The whole family went back to the cabin to try to feed the little bird some water. He wasn’t even trying to fly away. The bird was in trouble. They tried an eyedropper to put water into his mouth, they tried dipping his beak into a bottle cap, they put two drops right on his head, even. But the bird was still slow and tired-looking. If he stayed slow, he’d never get the chance to cool down, there were plenty of animals who would snatch him up before long.
Sammy was getting hot himself. He thought about all the running he did back and forth. He thought about his family, and how hard they worked to get that bird to a safe place. He remembered his mom and Henry on the dock, cooling their feet. That sounded like a good idea. Cool off his feet and try to think of a way to help the hummingbird. He took off his shoes and socks. As soon as he did, he started to feel better. HEY!
Sammy had a really good idea. “Dad, pour the water over his feet. Everything else is feathers, maybe he’ll cool off if you cool off his feet.” Mom held the hose and Dad held the bird. She let a trickle of cool water run over the bird’s little feet.
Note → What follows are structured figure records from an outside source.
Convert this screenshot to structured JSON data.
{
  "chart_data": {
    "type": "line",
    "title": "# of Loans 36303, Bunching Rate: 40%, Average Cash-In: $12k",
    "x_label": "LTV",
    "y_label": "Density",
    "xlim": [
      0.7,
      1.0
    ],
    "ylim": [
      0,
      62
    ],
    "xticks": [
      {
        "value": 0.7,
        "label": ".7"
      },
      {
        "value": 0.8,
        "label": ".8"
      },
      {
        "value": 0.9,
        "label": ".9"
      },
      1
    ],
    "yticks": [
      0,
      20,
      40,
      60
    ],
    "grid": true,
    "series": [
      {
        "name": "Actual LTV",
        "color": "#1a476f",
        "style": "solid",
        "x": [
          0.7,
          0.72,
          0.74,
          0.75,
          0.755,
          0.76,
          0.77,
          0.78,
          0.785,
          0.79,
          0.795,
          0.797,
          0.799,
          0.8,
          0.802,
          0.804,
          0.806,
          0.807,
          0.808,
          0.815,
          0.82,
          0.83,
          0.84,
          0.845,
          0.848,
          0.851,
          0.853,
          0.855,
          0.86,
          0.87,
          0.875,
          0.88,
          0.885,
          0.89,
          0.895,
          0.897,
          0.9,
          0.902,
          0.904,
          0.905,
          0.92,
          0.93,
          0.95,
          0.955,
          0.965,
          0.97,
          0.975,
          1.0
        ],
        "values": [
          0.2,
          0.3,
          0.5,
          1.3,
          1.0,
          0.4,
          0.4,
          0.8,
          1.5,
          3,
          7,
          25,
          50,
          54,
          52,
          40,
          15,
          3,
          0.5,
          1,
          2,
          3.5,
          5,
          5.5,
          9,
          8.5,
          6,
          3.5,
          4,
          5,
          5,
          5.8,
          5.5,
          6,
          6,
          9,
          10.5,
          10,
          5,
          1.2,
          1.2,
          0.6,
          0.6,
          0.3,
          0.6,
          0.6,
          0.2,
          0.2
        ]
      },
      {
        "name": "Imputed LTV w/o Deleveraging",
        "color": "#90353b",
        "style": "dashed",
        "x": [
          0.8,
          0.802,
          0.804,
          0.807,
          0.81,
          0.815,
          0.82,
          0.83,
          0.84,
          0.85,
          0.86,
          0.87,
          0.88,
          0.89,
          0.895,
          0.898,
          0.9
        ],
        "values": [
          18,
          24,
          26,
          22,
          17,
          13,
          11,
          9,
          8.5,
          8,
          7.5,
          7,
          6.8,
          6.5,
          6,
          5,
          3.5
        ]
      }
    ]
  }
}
He moved a little. Then he opened his mouth a little, then he bent his head down and started to take little drinks from the trickle running over his feet. He drank, he fluffed his feathers, he drank some more. He sat up a little and moved his head around, looking at Sammy and his family, first with one eye, then the other. “Sammy, I think he’s starting to feel…Oh my goodness!”
The little hummingbird perked up and flew to land for just a second, right on top of Sammy’s head! His wings moved so fast you couldn’t even see them! He flittered and hummed around the family for about a minute. In the sun, Sam could see that he was a beautiful greenish blue. Then he zoomed off to the nearest tree. He could rest safely there. “Wow, Sammy! That cool water on his feet made all the difference.”
Whew! Sammy was feeling hot again, but he knew the best way to cool off. His brother and his mom and dad all went to sit on the dock and put their feet in the lake. It made all the difference.